Орел-завоеватель - Скэрроу Саймон - Страница 57
- Предыдущая
- 57/89
- Следующая
Донельзя довольный тем, как удачно он высказался, Макрон улыбнулся. Вообще-то, он был скорее рад тому, что молодой Катон, несмотря на свою дворцовую (исключительную, по солдатским меркам) образованность, не справился с простецким заданием. И центурион еще раз улыбнулся своему оптиону, ибо проявленная другим человеком слабость зачастую вызывает к нему доброе расположение.
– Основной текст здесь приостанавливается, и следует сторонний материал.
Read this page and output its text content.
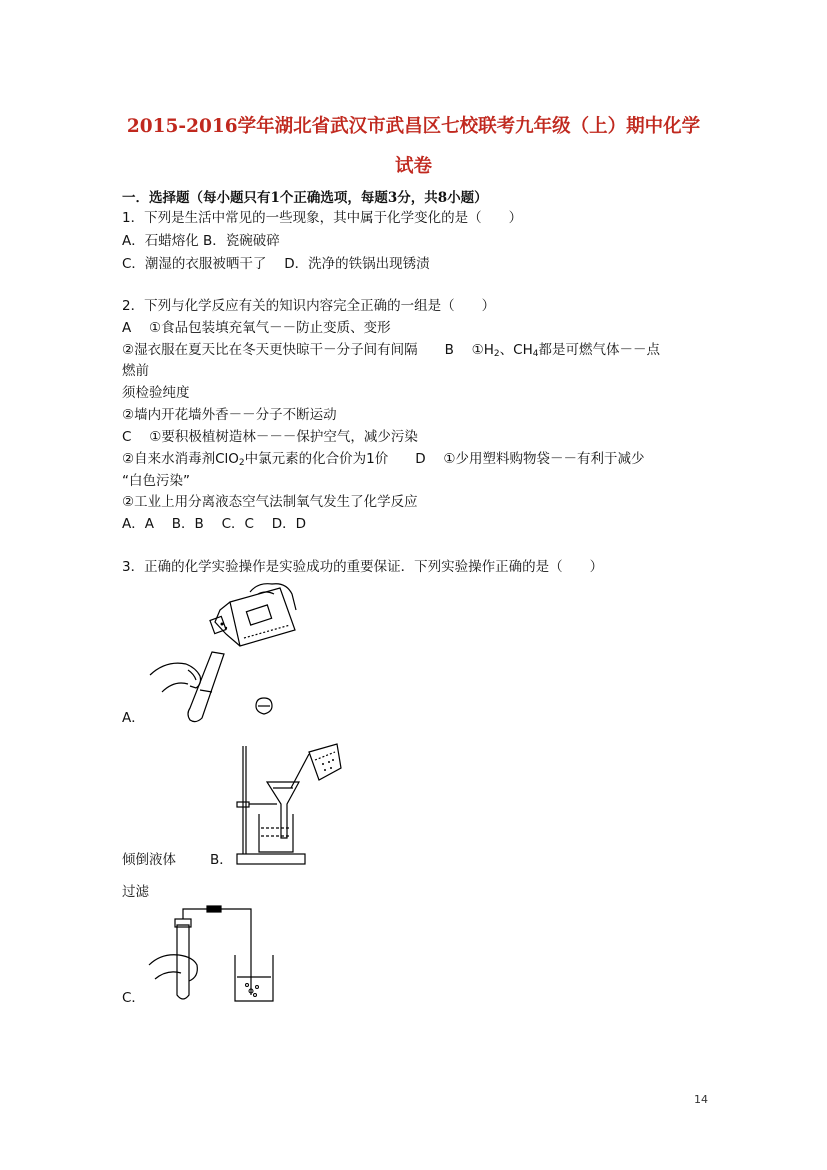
2015-2016学年湖北省武汉市武昌区七校联考九年级（上）期中化学
试卷
一．选择题（每小题只有1个正确选项，每题3分，共8小题）
1．下列是生活中常见的一些现象，其中属于化学变化的是（　　）
A．石蜡熔化 B．瓷碗破碎
C．潮湿的衣服被晒干了　 D．洗净的铁锅出现锈渍
2．下列与化学反应有关的知识内容完全正确的一组是（　　）
A　 ①食品包装填充氧气－－防止变质、变形
②湿衣服在夏天比在冬天更快晾干－分子间有间隔　　B　 $①H_2$、$CH_4$都是可燃气体－－点
燃前
须检验纯度
②墙内开花墙外香－－分子不断运动
C　 ①要积极植树造林－－－保护空气，减少污染
②自来水消毒剂ClO$_2$中氯元素的化合价为1价　　D　 ①少用塑料购物袋－－有利于减少
“白色污染”
②工业上用分离液态空气法制氧气发生了化学反应
A．A　 B．B　 C．C　 D．D
3．正确的化学实验操作是实验成功的重要保证．下列实验操作正确的是（　　）
A．
倾倒液体	B．
过滤
C．
14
— Не переживай, парень. До сих пор ты то и дело показывал себя с наилучшей стороны.
Пока Катон пытался подыскать спасающий его лицо ответ, снаружи донесся гул возбужденных голосов. Люди со всей территории хранилища взбегали на вал, обращенный своим внешним скатом к пристани.
— Что за суматоха? — пробормотал Макрон, выйдя вразвалочку из палатки и становясь рядом со своим оптионом.
— Должно быть, — предположил Катон, — что-то приближается со стороны моря.
Пока они гадали, народу на валу прибавилось. И все чаще над общим гулом толпы разносились крики:
— Император! Император!
— Пошли! — гаркнул Макрон и рысцой направился к дальней от них стене.
Катон держался чуть позади. Вскоре они смешались с плотной толпой и после основательной толкотни пробились не только на вал, но и на настил для караульных.
— Дорогу! — кричал Макрон. — Пропустите центуриона.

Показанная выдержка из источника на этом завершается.